In this example, we consider the house price data which were also studied by Tanaka et al. [26] and Choi [4]. This dataset is stated in Table 5. The symmetric triangular fuzzy output \(\tilde{y}_i=(y_i,e_i)_T\) denotes the house price (1000 yen) and the crisp inputs \(x_1, x_2\) and \(x_3\) denote first floor space m\(^2\), second floor space m\(^2\) and number of rooms, respectively. We also use fuzzy adaptive lasso method, Hesamian and Akbari [15] (fuzzy lasso method), Coppi et al. [6], and Zeng et al. [36] to estimate the unknown fuzzy coefficients. The corresponding results are presented in Table 6. In terms of MSE and MSM, fuzzy adaptive lasso estimate has the best performance than other methods.
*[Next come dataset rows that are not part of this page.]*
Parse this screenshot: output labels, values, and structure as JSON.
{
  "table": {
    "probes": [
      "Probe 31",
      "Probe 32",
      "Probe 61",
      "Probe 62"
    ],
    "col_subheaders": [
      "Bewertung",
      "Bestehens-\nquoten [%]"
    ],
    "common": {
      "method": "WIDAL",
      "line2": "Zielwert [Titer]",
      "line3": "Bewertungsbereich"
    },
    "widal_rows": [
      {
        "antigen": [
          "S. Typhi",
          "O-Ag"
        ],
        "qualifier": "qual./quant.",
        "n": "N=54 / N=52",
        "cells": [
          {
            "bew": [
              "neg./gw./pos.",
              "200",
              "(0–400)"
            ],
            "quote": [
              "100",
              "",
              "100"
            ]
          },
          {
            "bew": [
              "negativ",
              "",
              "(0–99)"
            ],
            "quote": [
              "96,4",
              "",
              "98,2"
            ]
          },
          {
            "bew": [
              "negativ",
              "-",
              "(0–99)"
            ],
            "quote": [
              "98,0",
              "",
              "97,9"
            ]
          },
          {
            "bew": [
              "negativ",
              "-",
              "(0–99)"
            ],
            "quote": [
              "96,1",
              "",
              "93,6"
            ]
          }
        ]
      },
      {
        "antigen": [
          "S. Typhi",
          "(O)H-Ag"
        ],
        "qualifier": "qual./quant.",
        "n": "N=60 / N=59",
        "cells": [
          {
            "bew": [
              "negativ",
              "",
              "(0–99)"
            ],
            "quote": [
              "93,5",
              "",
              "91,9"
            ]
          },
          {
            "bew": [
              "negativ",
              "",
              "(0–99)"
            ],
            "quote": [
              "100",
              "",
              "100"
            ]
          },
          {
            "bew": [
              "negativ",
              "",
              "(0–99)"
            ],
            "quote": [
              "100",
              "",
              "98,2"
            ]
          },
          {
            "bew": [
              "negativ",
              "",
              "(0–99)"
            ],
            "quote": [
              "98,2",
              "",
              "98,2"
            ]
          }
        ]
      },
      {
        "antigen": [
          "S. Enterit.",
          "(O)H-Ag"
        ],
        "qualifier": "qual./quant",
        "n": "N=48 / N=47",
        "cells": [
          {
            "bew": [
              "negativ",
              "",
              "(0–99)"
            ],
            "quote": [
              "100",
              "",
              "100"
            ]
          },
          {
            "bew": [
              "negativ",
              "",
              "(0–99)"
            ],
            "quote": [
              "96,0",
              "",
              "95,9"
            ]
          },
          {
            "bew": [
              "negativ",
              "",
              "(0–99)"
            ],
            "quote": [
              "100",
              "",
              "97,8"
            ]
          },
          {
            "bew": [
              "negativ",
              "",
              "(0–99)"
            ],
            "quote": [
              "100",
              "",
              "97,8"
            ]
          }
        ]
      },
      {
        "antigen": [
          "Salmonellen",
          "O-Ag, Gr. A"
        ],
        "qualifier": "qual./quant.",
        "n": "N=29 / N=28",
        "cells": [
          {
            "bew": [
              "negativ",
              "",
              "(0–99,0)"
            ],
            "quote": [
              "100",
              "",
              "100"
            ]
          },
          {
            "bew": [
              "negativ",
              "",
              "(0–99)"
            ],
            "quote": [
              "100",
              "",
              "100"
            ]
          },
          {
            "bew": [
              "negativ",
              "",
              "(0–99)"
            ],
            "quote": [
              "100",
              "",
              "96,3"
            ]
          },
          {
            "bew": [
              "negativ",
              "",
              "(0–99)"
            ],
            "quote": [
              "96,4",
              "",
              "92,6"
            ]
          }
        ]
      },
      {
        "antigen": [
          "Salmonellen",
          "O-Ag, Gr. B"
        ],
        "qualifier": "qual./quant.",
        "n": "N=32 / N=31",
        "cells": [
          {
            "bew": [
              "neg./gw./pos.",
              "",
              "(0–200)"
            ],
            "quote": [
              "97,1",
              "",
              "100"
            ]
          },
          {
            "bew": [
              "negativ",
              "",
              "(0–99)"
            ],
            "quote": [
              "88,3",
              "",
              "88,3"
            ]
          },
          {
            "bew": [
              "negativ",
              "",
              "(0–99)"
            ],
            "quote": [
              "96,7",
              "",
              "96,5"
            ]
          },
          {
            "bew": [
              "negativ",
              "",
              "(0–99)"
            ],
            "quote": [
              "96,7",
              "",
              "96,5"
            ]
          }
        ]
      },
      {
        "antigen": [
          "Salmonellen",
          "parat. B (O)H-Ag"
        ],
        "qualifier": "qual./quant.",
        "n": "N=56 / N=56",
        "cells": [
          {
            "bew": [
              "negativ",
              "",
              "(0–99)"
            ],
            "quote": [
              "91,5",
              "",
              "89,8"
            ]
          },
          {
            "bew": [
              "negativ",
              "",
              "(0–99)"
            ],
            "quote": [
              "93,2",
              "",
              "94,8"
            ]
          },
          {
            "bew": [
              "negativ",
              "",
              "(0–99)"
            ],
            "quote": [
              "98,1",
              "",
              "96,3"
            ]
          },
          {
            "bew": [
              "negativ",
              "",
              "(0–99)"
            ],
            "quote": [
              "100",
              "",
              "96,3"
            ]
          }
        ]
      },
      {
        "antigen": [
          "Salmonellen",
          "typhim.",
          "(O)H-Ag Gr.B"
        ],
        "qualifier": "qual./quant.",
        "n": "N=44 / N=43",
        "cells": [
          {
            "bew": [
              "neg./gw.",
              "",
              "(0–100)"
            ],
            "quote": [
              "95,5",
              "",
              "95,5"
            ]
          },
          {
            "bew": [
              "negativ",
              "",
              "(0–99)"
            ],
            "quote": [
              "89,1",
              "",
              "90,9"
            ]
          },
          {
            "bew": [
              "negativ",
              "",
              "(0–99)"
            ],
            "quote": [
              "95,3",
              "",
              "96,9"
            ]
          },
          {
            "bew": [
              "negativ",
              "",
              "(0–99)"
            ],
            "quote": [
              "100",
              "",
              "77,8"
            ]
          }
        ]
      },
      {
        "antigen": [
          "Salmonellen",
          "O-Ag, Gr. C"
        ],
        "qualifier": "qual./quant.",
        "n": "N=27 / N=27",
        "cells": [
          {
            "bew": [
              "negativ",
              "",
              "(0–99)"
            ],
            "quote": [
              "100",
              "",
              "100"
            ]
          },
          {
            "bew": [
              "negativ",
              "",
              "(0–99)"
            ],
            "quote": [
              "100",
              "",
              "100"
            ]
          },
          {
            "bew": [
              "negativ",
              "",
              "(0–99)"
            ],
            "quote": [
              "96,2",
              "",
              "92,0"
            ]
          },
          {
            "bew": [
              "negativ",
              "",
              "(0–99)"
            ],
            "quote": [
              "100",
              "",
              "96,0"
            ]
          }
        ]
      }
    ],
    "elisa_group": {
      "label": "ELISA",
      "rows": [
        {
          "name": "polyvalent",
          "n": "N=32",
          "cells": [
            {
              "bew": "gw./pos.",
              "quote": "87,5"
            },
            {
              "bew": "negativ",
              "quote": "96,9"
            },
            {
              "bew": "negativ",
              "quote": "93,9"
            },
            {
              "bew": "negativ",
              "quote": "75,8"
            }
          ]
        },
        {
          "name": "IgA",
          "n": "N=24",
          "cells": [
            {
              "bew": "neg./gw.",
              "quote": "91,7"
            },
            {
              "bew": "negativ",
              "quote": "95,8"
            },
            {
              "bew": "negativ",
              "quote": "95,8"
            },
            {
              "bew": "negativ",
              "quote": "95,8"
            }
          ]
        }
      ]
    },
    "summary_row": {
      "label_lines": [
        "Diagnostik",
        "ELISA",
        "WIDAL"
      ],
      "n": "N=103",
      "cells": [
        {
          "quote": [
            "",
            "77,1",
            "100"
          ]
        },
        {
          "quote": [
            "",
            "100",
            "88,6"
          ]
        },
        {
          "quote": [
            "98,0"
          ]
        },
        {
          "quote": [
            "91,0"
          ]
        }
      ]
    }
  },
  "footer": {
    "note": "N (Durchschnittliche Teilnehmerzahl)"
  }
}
Moreover, according to the measure MAE, Zeng et al. [36] outperform other methods.

Table 5 Dataset in Example 5.4
Table 6 The estimated coefficients and three measures of four methods for Example 5.4

5.2 Variable Selection of Fuzzy Adaptive Lasso Estimate

Hesamian and Akbari [15] stated that if fuzzy coefficients are \((0,0,0)_T\), \((l,0,0)_T,\) or \((0,0,r)_T\), they are called ”about 0.” Moreover, the corresponding explanatory variable is said to be completely noninformative if its fuzzy coefficient is \((0,0,0)_T\) and strongly noninformative if its fuzzy coefficient is \((l,0,0)_T\) or \((0,0,r)_T\). According to their criterion, the explanatory variables \(x_2, x_4, x_7, x_8\) in Example 5.1 are completely noninformative, and \(x_5, x_6\) are strongly noninformative. In this subsection, we also use this criterion to study variable selection of fuzzy adaptive lasso method.
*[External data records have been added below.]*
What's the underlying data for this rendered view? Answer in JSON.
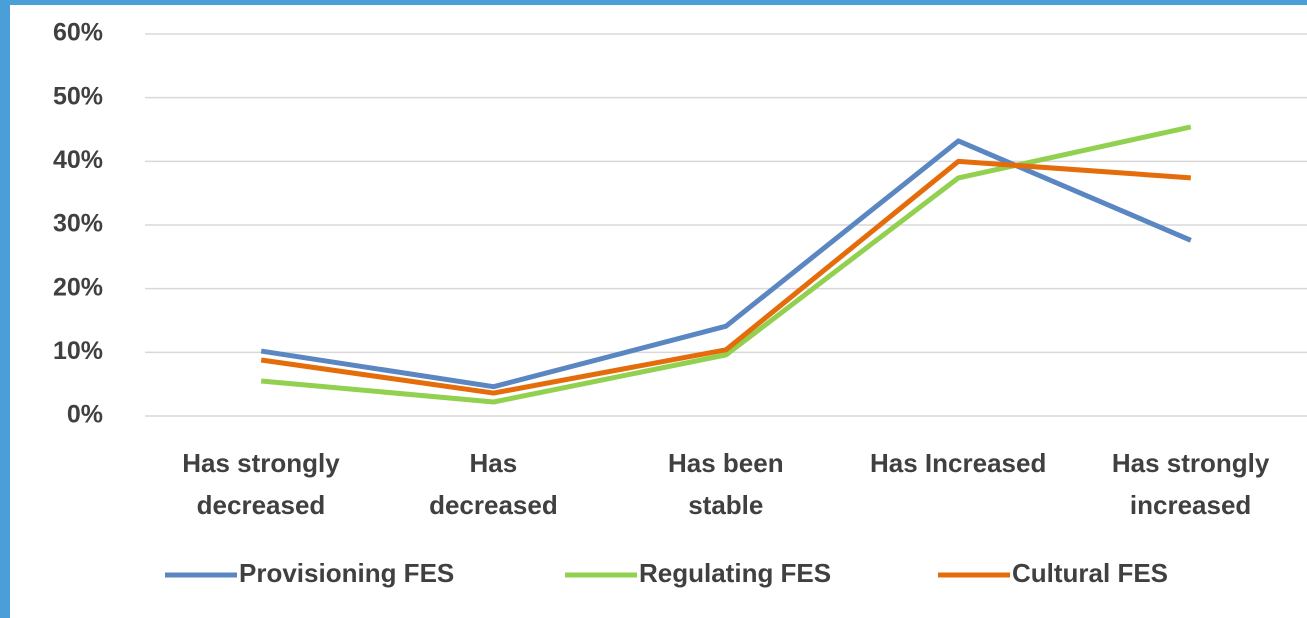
{
  "chart_data": {
    "type": "line",
    "categories": [
      "Has strongly\ndecreased",
      "Has\ndecreased",
      "Has been\nstable",
      "Has Increased",
      "Has strongly\nincreased"
    ],
    "series": [
      {
        "name": "Provisioning FES",
        "color": "#5a86c2",
        "values": [
          10.2,
          4.6,
          14.1,
          43.2,
          27.6
        ]
      },
      {
        "name": "Regulating FES",
        "color": "#92d050",
        "values": [
          5.5,
          2.2,
          9.6,
          37.4,
          45.4
        ]
      },
      {
        "name": "Cultural FES",
        "color": "#e46c0a",
        "values": [
          8.8,
          3.6,
          10.4,
          40,
          37.4
        ]
      }
    ],
    "ylim": [
      0,
      60
    ],
    "yticks": [
      {
        "value": 0,
        "label": "0%"
      },
      {
        "value": 10,
        "label": "10%"
      },
      {
        "value": 20,
        "label": "20%"
      },
      {
        "value": 30,
        "label": "30%"
      },
      {
        "value": 40,
        "label": "40%"
      },
      {
        "value": 50,
        "label": "50%"
      },
      {
        "value": 60,
        "label": "60%"
      }
    ],
    "grid": true,
    "legend": "bottom"
  }
}
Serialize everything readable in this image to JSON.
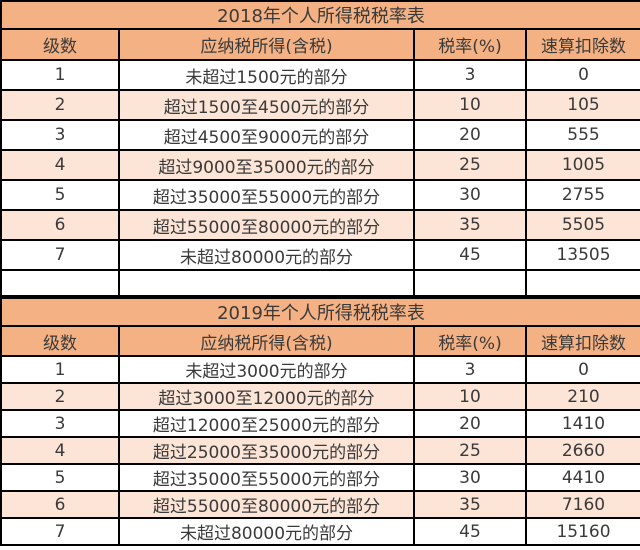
{
  "colors": {
    "header_bg": "#F4B183",
    "alt_row_bg": "#FCE4D6",
    "row_bg": "#FFFFFF",
    "border": "#000000",
    "text": "#3A3A3A"
  },
  "tables": [
    {
      "title": "2018年个人所得税税率表",
      "columns": [
        "级数",
        "应纳税所得(含税)",
        "税率(%)",
        "速算扣除数"
      ],
      "rows": [
        [
          "1",
          "未超过1500元的部分",
          "3",
          "0"
        ],
        [
          "2",
          "超过1500至4500元的部分",
          "10",
          "105"
        ],
        [
          "3",
          "超过4500至9000元的部分",
          "20",
          "555"
        ],
        [
          "4",
          "超过9000至35000元的部分",
          "25",
          "1005"
        ],
        [
          "5",
          "超过35000至55000元的部分",
          "30",
          "2755"
        ],
        [
          "6",
          "超过55000至80000元的部分",
          "35",
          "5505"
        ],
        [
          "7",
          "未超过80000元的部分",
          "45",
          "13505"
        ],
        [
          "",
          "",
          "",
          ""
        ]
      ]
    },
    {
      "title": "2019年个人所得税税率表",
      "columns": [
        "级数",
        "应纳税所得(含税)",
        "税率(%)",
        "速算扣除数"
      ],
      "rows": [
        [
          "1",
          "未超过3000元的部分",
          "3",
          "0"
        ],
        [
          "2",
          "超过3000至12000元的部分",
          "10",
          "210"
        ],
        [
          "3",
          "超过12000至25000元的部分",
          "20",
          "1410"
        ],
        [
          "4",
          "超过25000至35000元的部分",
          "25",
          "2660"
        ],
        [
          "5",
          "超过35000至55000元的部分",
          "30",
          "4410"
        ],
        [
          "6",
          "超过55000至80000元的部分",
          "35",
          "7160"
        ],
        [
          "7",
          "未超过80000元的部分",
          "45",
          "15160"
        ]
      ]
    }
  ]
}
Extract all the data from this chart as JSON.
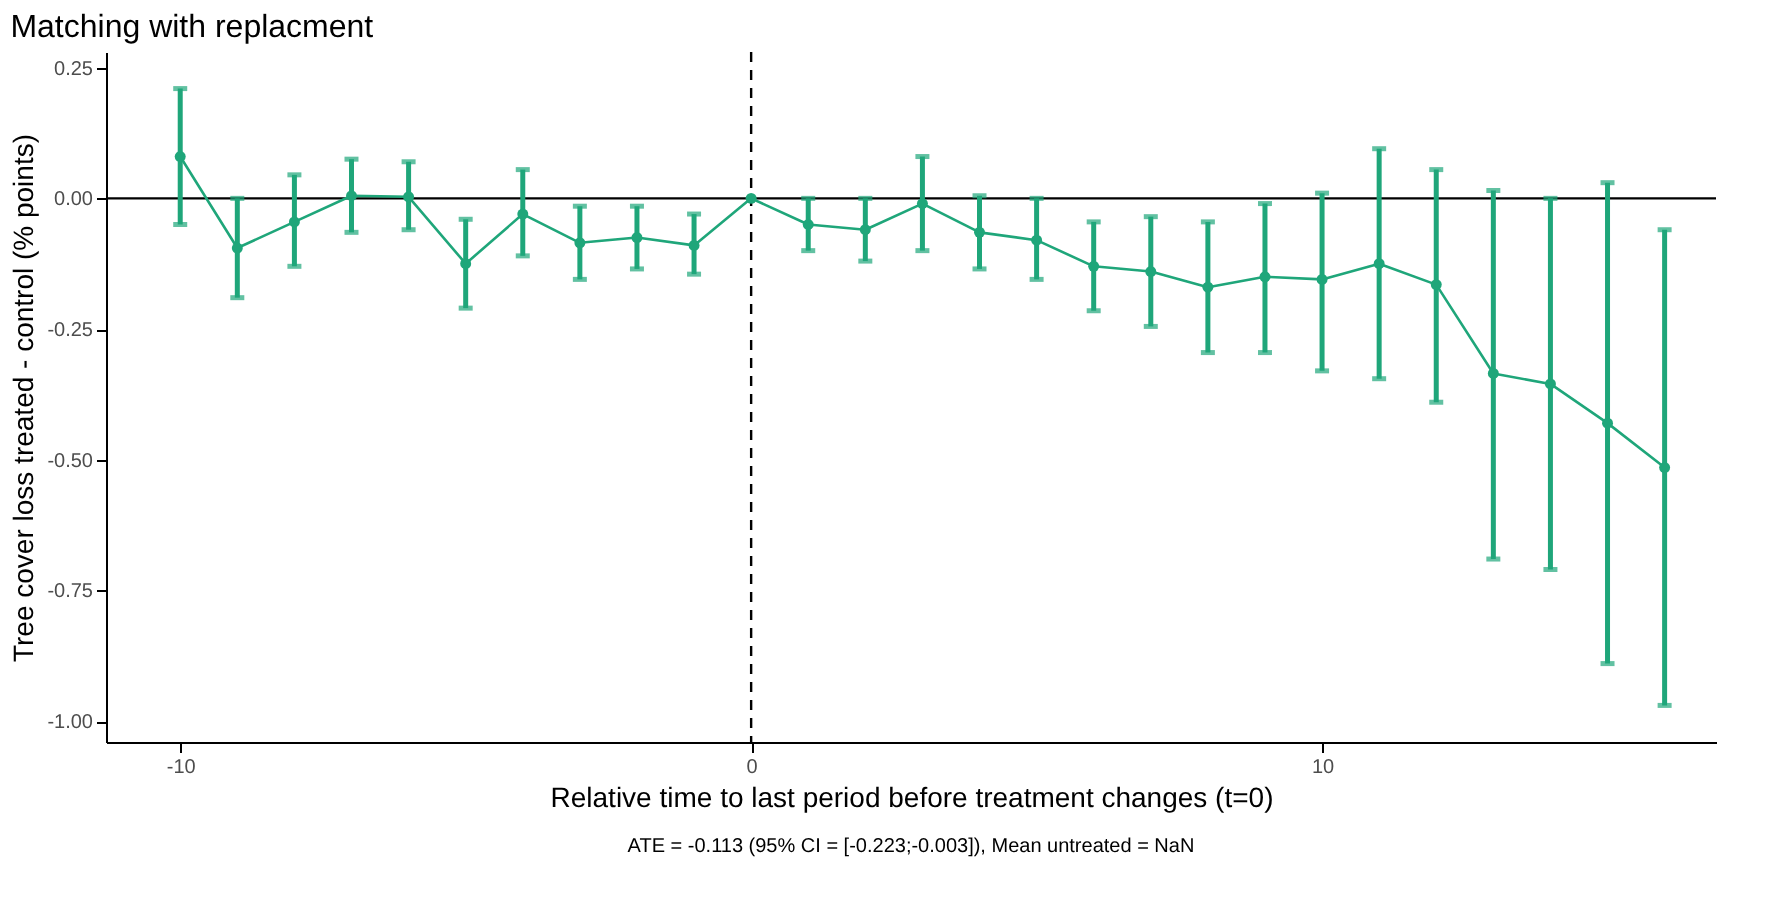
{
  "chart_data": {
    "type": "line",
    "title": "Matching with replacment",
    "xlabel": "Relative time to last period before treatment changes (t=0)",
    "ylabel": "Tree cover loss treated - control (% points)",
    "annotations": [
      "ATE = -0.113 (95% CI = [-0.223;-0.003]), Mean untreated = NaN"
    ],
    "x": [
      -10,
      -9,
      -8,
      -7,
      -6,
      -5,
      -4,
      -3,
      -2,
      -1,
      0,
      1,
      2,
      3,
      4,
      5,
      6,
      7,
      8,
      9,
      10,
      11,
      12,
      13,
      14,
      15,
      16
    ],
    "series": [
      {
        "color": "#1fa67a",
        "values": [
          0.08,
          -0.095,
          -0.045,
          0.005,
          0.003,
          -0.125,
          -0.03,
          -0.085,
          -0.075,
          -0.09,
          0,
          -0.05,
          -0.06,
          -0.01,
          -0.065,
          -0.08,
          -0.13,
          -0.14,
          -0.17,
          -0.15,
          -0.155,
          -0.125,
          -0.165,
          -0.335,
          -0.355,
          -0.43,
          -0.515
        ],
        "errors": [
          [
            -0.05,
            0.21
          ],
          [
            -0.19,
            0.0
          ],
          [
            -0.13,
            0.045
          ],
          [
            -0.065,
            0.075
          ],
          [
            -0.06,
            0.07
          ],
          [
            -0.21,
            -0.04
          ],
          [
            -0.11,
            0.055
          ],
          [
            -0.155,
            -0.015
          ],
          [
            -0.135,
            -0.015
          ],
          [
            -0.145,
            -0.03
          ],
          null,
          [
            -0.1,
            0.0
          ],
          [
            -0.12,
            0.0
          ],
          [
            -0.1,
            0.08
          ],
          [
            -0.135,
            0.005
          ],
          [
            -0.155,
            0.0
          ],
          [
            -0.215,
            -0.045
          ],
          [
            -0.245,
            -0.035
          ],
          [
            -0.295,
            -0.045
          ],
          [
            -0.295,
            -0.01
          ],
          [
            -0.33,
            0.01
          ],
          [
            -0.345,
            0.095
          ],
          [
            -0.39,
            0.055
          ],
          [
            -0.69,
            0.015
          ],
          [
            -0.71,
            0.0
          ],
          [
            -0.89,
            0.03
          ],
          [
            -0.97,
            -0.06
          ]
        ]
      }
    ],
    "xlim": [
      -11.3,
      16.9
    ],
    "xticks": [
      -10,
      0,
      10
    ],
    "ylim": [
      -1.04,
      0.28
    ],
    "yticks": [
      {
        "value": 0.25,
        "label": "0.25"
      },
      {
        "value": 0,
        "label": "0.00"
      },
      {
        "value": -0.25,
        "label": "-0.25"
      },
      {
        "value": -0.5,
        "label": "-0.50"
      },
      {
        "value": -0.75,
        "label": "-0.75"
      },
      {
        "value": -1,
        "label": "-1.00"
      }
    ],
    "ref_lines": [
      {
        "axis": "y",
        "value": 0,
        "color": "#000000",
        "line_style": "solid"
      },
      {
        "axis": "x",
        "value": 0,
        "color": "#000000",
        "line_style": "dashed"
      }
    ],
    "grid": false,
    "marker": "circle",
    "line_style": "solid"
  }
}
Table 7 presents the results of fuzzy adaptive lasso and fuzzy lasso estimates in variable selection for Example 5.1 with three different variances. In this table, the column labeled ”C” states the average number of selected nonzero components, and the column labeled ”I” denotes the average number of ”about zero” components incorrectly selected into the final model. From the column labeled ”C,” both methods can correctly select the two informative variables (\(x_1\) and \(x_3\)) in all cases. From the column labeled ”I,” fuzzy adaptive lasso estimate seems to select less noninformative variables into the final model when the variances are low. However, fuzzy lasso estimate tends to outperform fuzzy adaptive lasso estimate when the variances are high. We also studied the case of \(n=20\) and obtained the same conclusion.
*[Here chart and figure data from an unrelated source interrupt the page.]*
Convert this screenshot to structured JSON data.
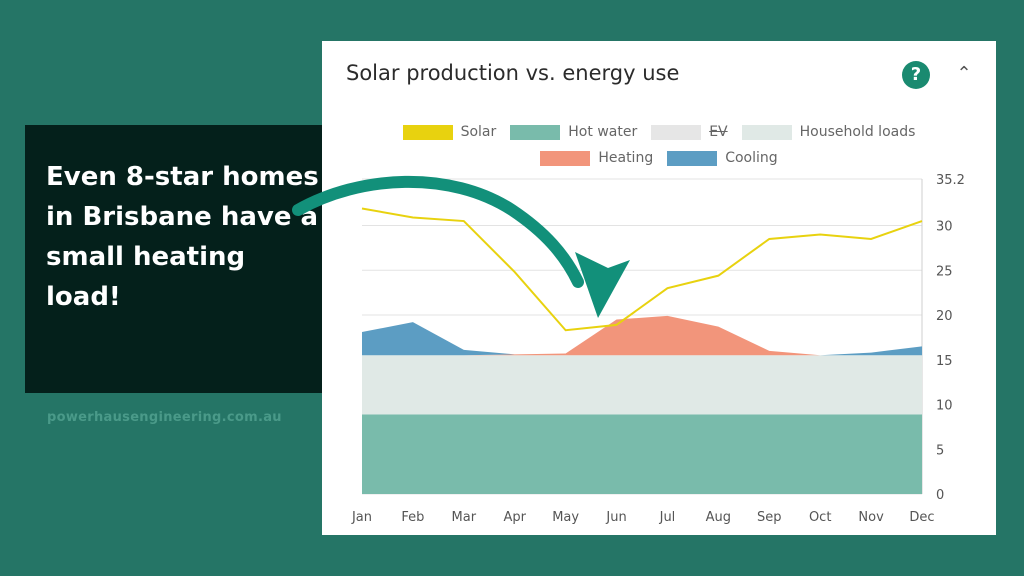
{
  "callout": {
    "text": "Even 8-star homes in Brisbane have a small heating load!"
  },
  "footer": {
    "website": "powerhausengineering.com.au"
  },
  "card": {
    "title": "Solar production vs. energy use",
    "help_glyph": "?",
    "collapse_glyph": "⌃"
  },
  "chart_data": {
    "type": "area",
    "title": "Solar production vs. energy use",
    "categories": [
      "Jan",
      "Feb",
      "Mar",
      "Apr",
      "May",
      "Jun",
      "Jul",
      "Aug",
      "Sep",
      "Oct",
      "Nov",
      "Dec"
    ],
    "ylim": [
      0,
      35.2
    ],
    "y_ticks": [
      "35.2",
      "30",
      "25",
      "20",
      "15",
      "10",
      "5",
      "0"
    ],
    "y_axis_side": "right",
    "grid": true,
    "legend_placement": "top-center",
    "stacked": true,
    "series": [
      {
        "name": "Hot water",
        "kind": "area",
        "color": "#79bbab",
        "values": [
          8.9,
          8.9,
          8.9,
          8.9,
          8.9,
          8.9,
          8.9,
          8.9,
          8.9,
          8.9,
          8.9,
          8.9
        ]
      },
      {
        "name": "EV",
        "kind": "area",
        "color": "#e6e6e6",
        "hidden": true,
        "values": [
          0,
          0,
          0,
          0,
          0,
          0,
          0,
          0,
          0,
          0,
          0,
          0
        ]
      },
      {
        "name": "Household loads",
        "kind": "area",
        "color": "#e0e9e6",
        "values": [
          6.6,
          6.6,
          6.6,
          6.6,
          6.6,
          6.6,
          6.6,
          6.6,
          6.6,
          6.6,
          6.6,
          6.6
        ]
      },
      {
        "name": "Heating",
        "kind": "area",
        "color": "#f2957b",
        "values": [
          0,
          0,
          0,
          0.1,
          0.2,
          4.0,
          4.4,
          3.2,
          0.5,
          0,
          0,
          0
        ]
      },
      {
        "name": "Cooling",
        "kind": "area",
        "color": "#5c9dc3",
        "values": [
          2.6,
          3.7,
          0.6,
          0,
          0,
          0,
          0,
          0,
          0,
          0,
          0.3,
          1.0
        ]
      },
      {
        "name": "Solar",
        "kind": "line",
        "color": "#e8d20f",
        "values": [
          31.9,
          30.9,
          30.5,
          24.8,
          18.3,
          18.9,
          23.0,
          24.4,
          28.5,
          29.0,
          28.5,
          30.5
        ]
      }
    ],
    "legend_rows": [
      [
        "Solar",
        "Hot water",
        "EV",
        "Household loads"
      ],
      [
        "Heating",
        "Cooling"
      ]
    ]
  },
  "colors": {
    "background": "#257566",
    "callout_bg": "#04201b",
    "arrow": "#12907a",
    "accent": "#1a8a70"
  }
}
Table 7 Average number of selected variables of fuzzy adaptive lasso, fuzzy lasso for Example 5.1 with \(n=40\)

6 Concluding Remarks

In this paper, we propose a fuzzy adaptive lasso estimate for fuzzy linear regression with crisp inputs and fuzzy outputs. This newly proposed estimate is a penalized one which imposes an \(L_1\) penalty on least-squares error. Compared with fuzzy lasso estimate established by Hesamian and Akbari [15], the new estimate assigns different weights on different coefficients, which is fair to the important coefficients. The tuning parameters are determined by two-dimensional cross-validation procedure. We compared fuzzy adaptive lasso estimate with five usually used estimates through several numerical experiments. The experimental results show that the proposed fuzzy adaptive lasso estimate is an effective tool for estimation and variable selection.

There are of course some deficiencies of the proposed method. Note that, in many real applications, the input variables can also be fuzzy [5, 9]. Moreover, compared with fuzzy set, Pythagorean fuzzy set is an effective tool dealing with fuzziness and imprecision, especially the multiple attribute decision making problems [30, 31, 35]. Hence, extending the proposed method to the situation where both input and output variables are fuzzy or Pythagorean fuzzy is one direction in our future research. Moreover, as stated in Vidaurre et al. [29], the adaptive lasso is sensitive to collinearity. Thus, generalizing robust penalized techniques such as elastic net (Zou and Hastie [38]) and LAD-lasso (Wang et al. [32]) to fuzzy environment will be another research topic in the future.